JA : Ce rapprochement implique-t-il des évolutions dans votre organisation ?
JPB : Modis sera présent au Conseil d’Administration du groupe Bernard avec trois sièges sur les 8 qui composent le CA. Il s’agit de Frédéric Heymans, membre du CA d’Alcopa, Benoît Dejean, CFO de Modis, puis de Jean-Pierre Laurent, administrateur indépendant. Une personne de qualité qui a assuré la transformation des succursales Renault avant de quitter le constructeur en décembre dernier. Ce rapprochement est aussi une histoire d’homme. Le groupe Alcopa est dirigé par François Hinfray, ancien directeur du commerce Monde de Renault. Ce sont des personnes que je connais de longue date et qui vont nous aider à définir une vraie stratégie de développement.
"L’objectif est de nous développer en France"
JA : Dans les faits, qu’est-ce que cela va changer au niveau opérationnel?
JPB : Le groupe Bernard devient la “Business Unit” de Modis, la filiale Retail du groupe Alcopa. Modis n’a donc pas vocation de faire des acquisitions de distributeurs en France. En revanche, le groupe Bernard, oui. C’est même le but de la manœuvre. L’objectif pour nous est, en effet, de nous développer en France. Il est un peu tôt pour en parler, mais nous avons aujourd’hui les capacités de réaliser quelques rachats.
JA : Quels seront les terrains de jeux de Modis et du groupe Bernard ?
JPB : Je ne suis plus dans l’état d’esprit de contrôler la zone Rhône-Alpes-Bourgogne-Franche-Comté sur laquelle nous officions aujourd’hui. Disons que notre nouvelle logique géographique est de nous étendre sur toute la frontière Est de l’Hexagone. De la Suisse à la Belgique, en passant par l’Allemagne et le Luxembourg.
JA : Ces évolutions bougeront-elles les lignes au niveau de votre portefeuille de marque ?

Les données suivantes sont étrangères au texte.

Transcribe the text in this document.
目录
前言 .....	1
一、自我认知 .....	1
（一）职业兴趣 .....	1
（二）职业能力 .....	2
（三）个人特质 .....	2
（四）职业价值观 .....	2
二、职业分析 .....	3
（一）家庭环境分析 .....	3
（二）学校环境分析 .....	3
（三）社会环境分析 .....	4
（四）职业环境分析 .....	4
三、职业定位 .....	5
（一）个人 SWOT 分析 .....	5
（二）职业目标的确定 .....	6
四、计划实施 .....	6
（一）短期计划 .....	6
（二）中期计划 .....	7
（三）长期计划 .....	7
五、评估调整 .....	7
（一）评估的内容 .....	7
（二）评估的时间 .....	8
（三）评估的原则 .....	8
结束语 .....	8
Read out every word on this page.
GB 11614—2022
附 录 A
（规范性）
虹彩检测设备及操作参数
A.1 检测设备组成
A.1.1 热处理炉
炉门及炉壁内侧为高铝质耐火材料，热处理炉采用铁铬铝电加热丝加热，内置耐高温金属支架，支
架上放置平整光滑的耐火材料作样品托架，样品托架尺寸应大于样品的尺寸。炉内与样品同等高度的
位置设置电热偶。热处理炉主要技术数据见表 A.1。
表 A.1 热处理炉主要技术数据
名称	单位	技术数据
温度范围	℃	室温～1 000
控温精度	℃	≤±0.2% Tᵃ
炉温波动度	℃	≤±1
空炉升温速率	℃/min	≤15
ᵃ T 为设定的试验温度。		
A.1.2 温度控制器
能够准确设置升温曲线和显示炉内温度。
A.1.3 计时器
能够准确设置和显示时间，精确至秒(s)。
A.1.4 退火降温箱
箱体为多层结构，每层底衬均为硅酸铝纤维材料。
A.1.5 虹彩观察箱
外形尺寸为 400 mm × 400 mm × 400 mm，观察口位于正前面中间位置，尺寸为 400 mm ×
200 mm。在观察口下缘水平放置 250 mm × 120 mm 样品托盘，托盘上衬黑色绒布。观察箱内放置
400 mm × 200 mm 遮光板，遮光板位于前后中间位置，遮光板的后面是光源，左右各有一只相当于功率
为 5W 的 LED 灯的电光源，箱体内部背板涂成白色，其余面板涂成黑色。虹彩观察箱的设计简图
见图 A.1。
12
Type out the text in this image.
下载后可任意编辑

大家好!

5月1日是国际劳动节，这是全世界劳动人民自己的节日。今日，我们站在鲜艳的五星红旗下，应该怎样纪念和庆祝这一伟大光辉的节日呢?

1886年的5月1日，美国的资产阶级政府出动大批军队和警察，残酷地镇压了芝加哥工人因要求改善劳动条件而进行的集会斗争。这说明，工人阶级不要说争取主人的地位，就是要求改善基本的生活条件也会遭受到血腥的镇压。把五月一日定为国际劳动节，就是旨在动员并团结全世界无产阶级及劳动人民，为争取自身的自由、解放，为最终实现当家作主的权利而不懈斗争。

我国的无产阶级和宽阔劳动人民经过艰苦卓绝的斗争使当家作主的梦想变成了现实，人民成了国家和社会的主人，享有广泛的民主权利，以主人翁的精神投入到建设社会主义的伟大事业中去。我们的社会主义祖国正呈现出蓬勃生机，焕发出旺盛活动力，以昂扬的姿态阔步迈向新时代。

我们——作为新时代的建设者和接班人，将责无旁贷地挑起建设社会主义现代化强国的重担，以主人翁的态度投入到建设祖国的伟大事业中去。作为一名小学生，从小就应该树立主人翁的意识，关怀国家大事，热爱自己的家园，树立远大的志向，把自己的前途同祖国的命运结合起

JPB : J’ai de très bonnes relations avec les marques. On peut imaginer être sollicités par d’autres que je ne représente pas encore aujourd’hui. Dans les mois et années qui viennent, les schémas qui existent aujourd’hui risquent d’être contrariés. La structure n’a rien de figé. Ce ne sont pas les opportunités qui vont manquer. C’est même plutôt l’excès d’opportunités qui pourrait nous poser problème.
JA : Quels sont les premiers retours des constructeurs que vous représentez ?
JPB : Les constructeurs sont agréablement surpris. La plupart ne s’y attendaient pas. Ils savent que nous sommes plus que jamais prêts à passer cette période délicate, mais également de nous inscrire dans la durée. Car au-delà de ça, nous nous positionnons clairement, et à juste raison, comme une vraie force de proposition.